Der Ehemann bekam, während aufrechter Ehe, von seinem Vater eine Liegenschaft geschenkt. Dieses Grundstück verkaufte er und erwarb mit einem Teil des Erlöses die eheliche Wohnung (90m² plus Balkon) samt Einrichtung um ca. € 290.000. Zehn Jahre später zog die Ehefrau aus dieser Wohnung aus, da ihr ein weiteres Zusammenleben mit ihrem Mann unzumutbar erschien. Sie wohnte zunächst in der Wohnung ihres Sohnes, danach in einer Mietwohnung (35m²), in einem anderen Ort, für die sie € 400 Miete inklusive Betriebskosten bezahlt.
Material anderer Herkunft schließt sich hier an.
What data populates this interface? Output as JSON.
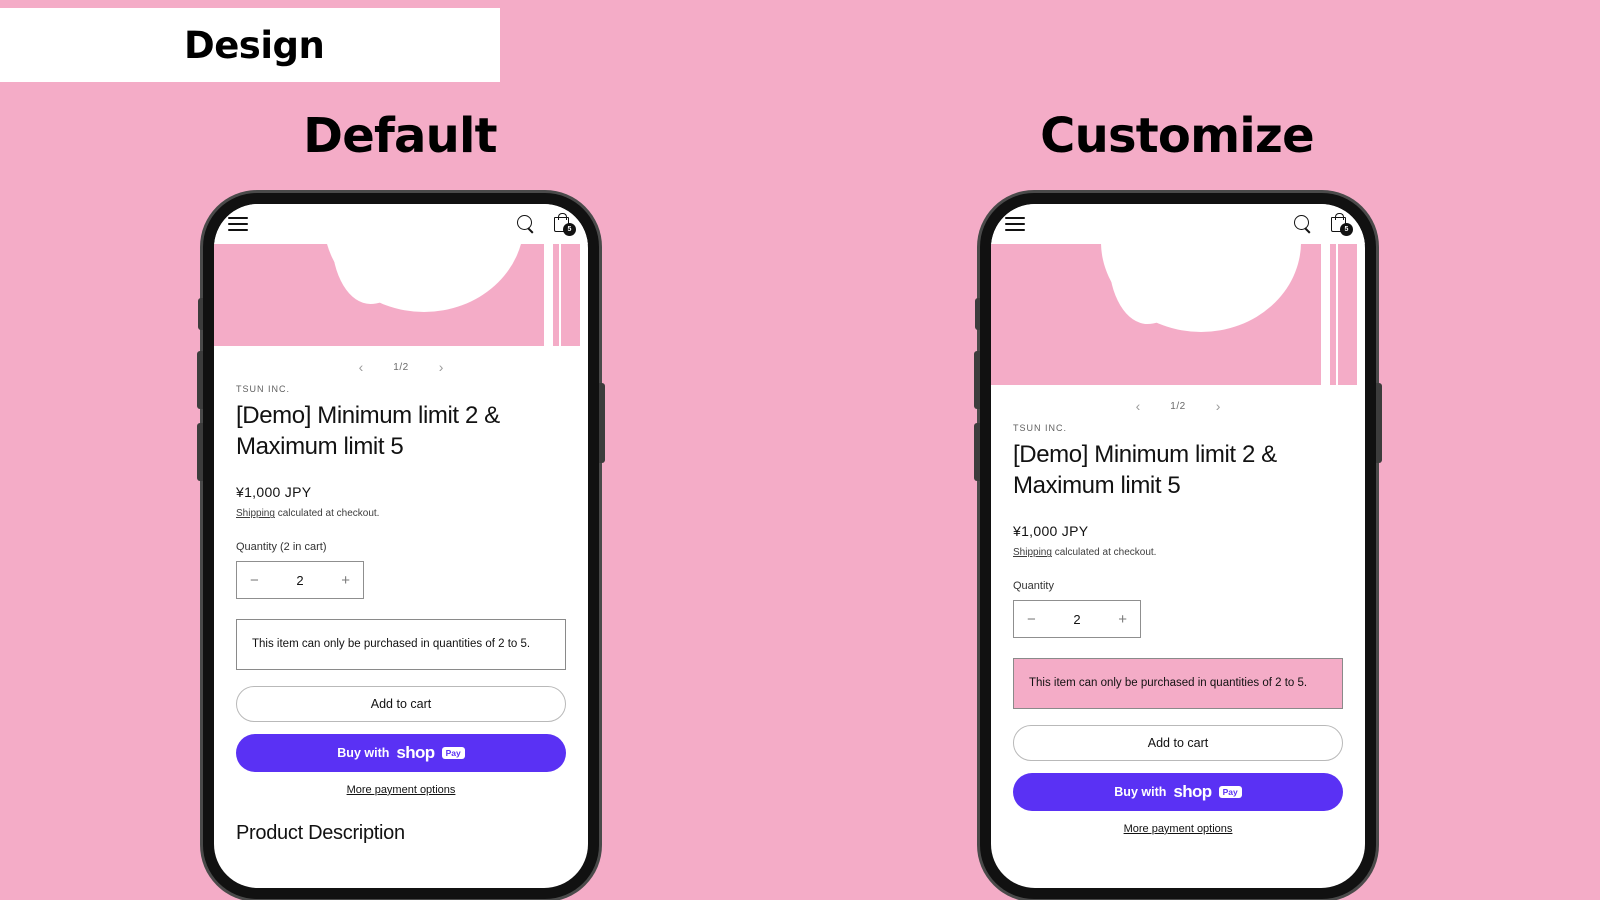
{
  "banner": {
    "title": "Design"
  },
  "columns": [
    {
      "key": "default",
      "title": "Default"
    },
    {
      "key": "customize",
      "title": "Customize"
    }
  ],
  "colors": {
    "background_pink": "#F4ACC7",
    "shop_pay_purple": "#5A31F4",
    "notice_highlight": "#F4ACC7",
    "text": "#121212"
  },
  "phone_header": {
    "menu_icon": "hamburger-menu-icon",
    "search_icon": "search-icon",
    "cart_icon": "shopping-cart-icon",
    "cart_count": "5"
  },
  "gallery": {
    "counter": "1/2",
    "prev_arrow": "‹",
    "next_arrow": "›"
  },
  "product": {
    "vendor": "TSUN INC.",
    "title": "[Demo] Minimum limit 2 & Maximum limit 5",
    "price": "¥1,000 JPY",
    "shipping_link": "Shipping",
    "shipping_text": "calculated at checkout.",
    "notice": "This item can only be purchased in quantities of 2 to 5.",
    "quantity_value": "2",
    "minus_symbol": "−",
    "plus_symbol": "+",
    "add_to_cart": "Add to cart",
    "shop_pay_prefix": "Buy with",
    "shop_pay_word": "shop",
    "shop_pay_tag": "Pay",
    "more_payment_options": "More payment options",
    "section_heading": "Product Description"
  },
  "variants": {
    "default": {
      "quantity_label": "Quantity (2 in cart)"
    },
    "customize": {
      "quantity_label": "Quantity"
    }
  }
}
Die Frau hat eine Pension von € 954 monatlich, der Mann € 1.490; er besitzt noch erhebliches Vermögen aus dem Verkaufserlös der ihm geschenkten Liegenschaft.
Die Frau beantragte die Aufteilung des Vermögens und meinte, dass die bisherige Ehewohnung in die Aufteilungsmasse einzubeziehen sei, da sie unter der Armutsgefährdungsgrenze lebe und auf die Weiterbenützung der Wohnung zur Sicherung ihrer bisherigen Lebensbedürfnisse angewiesen sei und auch wegen ihrer sozialen Kontakte wieder in ihren bisherigen Wohnort zurückkehren wollte.
Der Mann wandte ein, dass die (von ihm eingebrachte) Ehewohnung nicht der Aufteilung unterliege, da seine Ex-Frau auf die Weiterbenützung der Wohnung zur Sicherung ihrer Lebensbedürfnisse nicht angewiesen sei.
Der Oberste Gerichtshof nimmt ein solches „Angewiesensein“ nur an, wenn vitale Fragen der Existenz auf dem Spiel stehen, etwa bei drohender länger dauernder Obdachlosigkeit, wovon im vorliegenden Fall keine Rede sei. Die Frau sei aufgrund ihres Pensionseinkommens in der Lage, sich eine – wenn auch bescheidene – Wohnmöglichkeit selbst zu finanzieren. Es sei auch nicht von einer unzumutbaren oder unbilligen Einschränkung der Wohnqualität auszugehen, lebte sie doch vorher gemeinsam mit ihrem Mann in einer 90m² großen Wohnung und nun hat sie 35m² für sich allein.
Da die gesetzlichen Voraussetzungen des § 82 Abs 2 EheG für eine Einbeziehung der Wohnung nicht vorlagen und somit kein aufzuteilendes Vermögen vorhanden war, wies der Oberste Gerichtshof den Antrag der Frau ab.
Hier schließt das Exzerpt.